この問題を巡っては、精神疾患を抱える容疑者への対応に問題があったことが明らかになり、再発防止策が検討されている。全国の警察も、医療関係者や保健所などとの連携のあり方について見直しを求められることになりそうだ。
男性は22年11月25日に公務執行妨害容疑で逮捕され、岡崎署で勾留されていた。暴れたため保護室に隔離されたが、9日後に息をしていない状態で見つかり、搬送先の病院で死亡が確認された。司法解剖の結果、死因は腎不全だった。
県警関係者らによると、適切な対応を怠り死亡させたとして、留置管理業務に関わった署員数人を業務上過失致死容疑で書類送検する方向で調整している。男性が食事を拒んで約5日間食事を取らなかったのに、署は栄養補給など必要な措置を取っていなかった。

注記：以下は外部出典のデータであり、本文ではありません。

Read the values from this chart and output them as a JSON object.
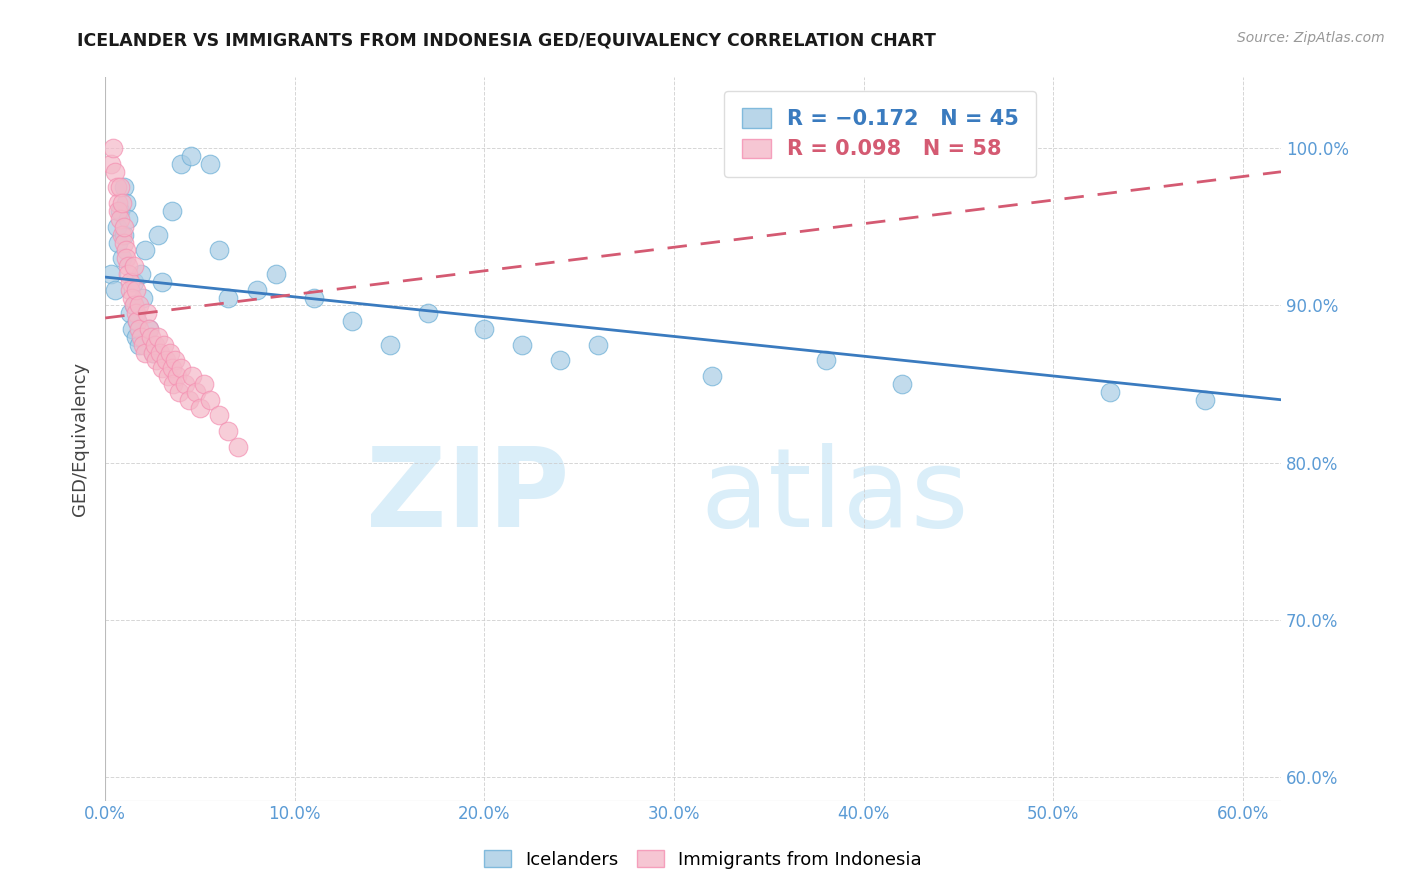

また、「戒具」と呼ばれる手錠や縄で拘束された男性の体を蹴るような様子が監視カメラに映っていた署員らについても、特別公務員暴行陵虐容疑で書類送検するとみられる。
署長ら署幹部は、当時の状況から死亡を予見するのは困難だったとして立件を見送る方針だが、減給など懲戒処分となる見通し。警視正の署長は国家公務員のため、国家公安委員会が最終的に処分を決める。
男性の身体拘束は延べ約130時間に及んだとされる。男性には統合失調症と糖尿病の持病があった。男性の父親は入院させるよう求めていたが、署内で検討しているうちに死亡した。
県警は昨年12月、特別公務員暴行陵虐容疑で岡崎署を捜索。関係した署員から事情を聴くなどして、一連の対応の捜査・調査を進めていた。